C++ - Where's the Hate?
One thing I’ve become accustomed to over the years is that there are a lot of C++ haters. They have their reasons - some good, some bad - but they are never afraid of sharing their opinions. An article on Slashdot this week touting the release of the C++11 standard should have been a hotbed of language trash talk - instead, it was kind of a low key discussion of both the new language features and some retrospection about the language itself. Where have the haters gone?
The Epitome of C++ Hate
There really is no better example of C++ hate than the screed arising from the poison keyboard of Linus Torvalds back in 2007. One paragraph sums it up well:
C++ is a horrible language. It's made more horrible by the fact that a lot of substandard programmers use it, to the point where it's much much easier to generate total and utter crap with it. Quite frankly, even if the choice of C were to do *nothing* but keep the C++ programmers out, that in itself would be a huge reason to use C.
Linus asserts that C++ is actually sort of a honey-trap, pulling in the substandard programmers and keeping them out of decent C development.
Reading through the most coherent parts of his rant, it is my opinion that much of his ire is directed against a couple of real problems:
The early adopter's fondness for Object Oriented Programming (OOP), which leads to
objects everywhere - and particularly in places where they aren't needed.

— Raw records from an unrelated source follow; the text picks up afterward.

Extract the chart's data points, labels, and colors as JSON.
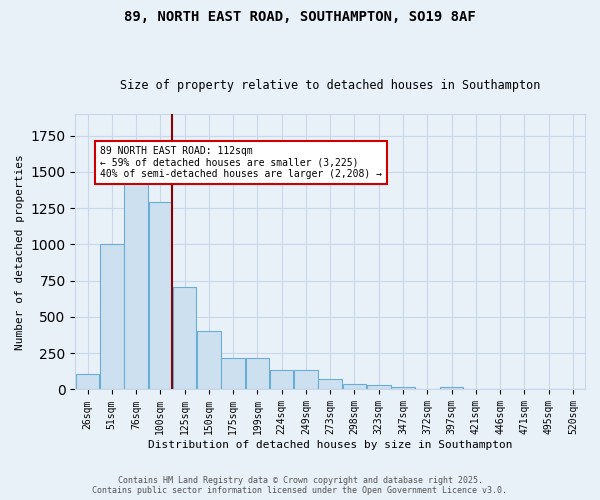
{
  "title1": "89, NORTH EAST ROAD, SOUTHAMPTON, SO19 8AF",
  "title2": "Size of property relative to detached houses in Southampton",
  "xlabel": "Distribution of detached houses by size in Southampton",
  "ylabel": "Number of detached properties",
  "categories": [
    "26sqm",
    "51sqm",
    "76sqm",
    "100sqm",
    "125sqm",
    "150sqm",
    "175sqm",
    "199sqm",
    "224sqm",
    "249sqm",
    "273sqm",
    "298sqm",
    "323sqm",
    "347sqm",
    "372sqm",
    "397sqm",
    "421sqm",
    "446sqm",
    "471sqm",
    "495sqm",
    "520sqm"
  ],
  "values": [
    110,
    1000,
    1500,
    1290,
    710,
    405,
    215,
    215,
    135,
    135,
    75,
    40,
    30,
    20,
    5,
    20,
    0,
    0,
    0,
    0,
    0
  ],
  "bar_color": "#cce0f0",
  "bar_edge_color": "#6aaed6",
  "grid_color": "#c8d8e8",
  "bg_color": "#e8f0f8",
  "vline_x": 3.5,
  "vline_color": "#8b0000",
  "annotation_text": "89 NORTH EAST ROAD: 112sqm\n← 59% of detached houses are smaller (3,225)\n40% of semi-detached houses are larger (2,208) →",
  "annotation_box_color": "#ffffff",
  "annotation_box_edge": "#cc0000",
  "footer1": "Contains HM Land Registry data © Crown copyright and database right 2025.",
  "footer2": "Contains public sector information licensed under the Open Government Licence v3.0.",
  "ylim": [
    0,
    1900
  ],
  "figwidth": 6.0,
  "figheight": 5.0,
  "dpi": 100
}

The more sophisticated user's fondness for advanced library and language features found
in places like boost.
My personal observations are obviously very subjective, but I feel like the excesses of OOP peaked back in the early part of the last decade. It’s been a while since I saw a program where a user did integer math using a type called Integer derived from something called Object.
These days I see OOP being heavily used for large libraries, and used internally in projects where it makes sense. Often “making sense” is as simple as using objects for RAII, which is really not OOP, just good resource management. Things like RAII are really just better C - providing some guarantees on resource usage that can’t be made when programming in straight C.
And best of all, the boost language features that Linus didn’t like in 2007 made their way into TR1, and finally into C++11. No longer will you need to worry about rebuilding boost for your compiler every time there is a new release of either product. From this point on, it should just work.
The Slashdot Crowd
So instead of seeing a bunch of comments in the vein of Linus’s, the recent Slashdot article contained virtually no blanket dismissals of C++ as something a sane programmer would use. The negative comments were much more constrained, maybe aimed at a pet peeve instead of the language as a whole:
printf() isn't typesafe, but it's a fuckton more readable than all that cout formatting stuff. Also, the fact that it's not typesafe isn't really an issue if you don't suck - trivial unit testing will pretty much show any problems immediately. Besides, gcc/g++ is nice enough to warn you about egregious ones now.
I don't think you'll see a lot of people flaming C++, there just aren't that many people that care one way or the other anymore. I think some of the new features look nice but mainstream use has been shifting away from C++ for a while and I'm not sure I see these new features drawing many back...
Are the features useful? Yes, but they're taking a complex language and slapping on yet more functionality. Some new C++ code syntax doesn't even *look* like C++ anymore it's so different. Not everyone is a C++ guru and the language is bad enough supporting so many different paths to the same implementation outcomes. This is just going to make staffing, testing, training, and code review that much worse trying to juggle yet another barrel-full of C++ "improvements".
Why the Dropoff?
I think there are two reasons for the drop in C++ antagonism.
The first is the increasing diversity of languages in use today. Over the past 10 years, the most popular programming languages like Java, C, C++, and VB have all experienced drops in adoption. In 2002, the top four languages might have claimed almost 70% of the Tiobe Language Index. Today the top four represent less than 50%. Language selection has been democratized as the bottom tier of the top 10 gains representation in large markets where it makes sense.
In other words, it was a lot easier to focus your wrath on C++ when it represented 20% of the projects out there instead of the 8% of today.
The second is inevitable rationalization of the earlier adopters. C++ programmers in 1998 saw objects behind every tree. In 2003 they were building insanely complicated template metaprogramming frameworks.
All this crazy stuff settles down over the course of a few years as the C++ mainstream settles into paradigms for things that actually work sensibly. Templates for container classes? Sure. Templates for mathematical computation? Uh, no thanks.
There is a lot of nice stuff in C++11, and nothing that is going to take years to figure out. A lot of it will lead to more readable code, and that’s always good.
The pace of change is pretty comfortable for me. These language features will be rolling out over the next few years, and as they drop into our favorite compilers, we will pick them up quickly.
I, for one, welcome our new ISO overlords.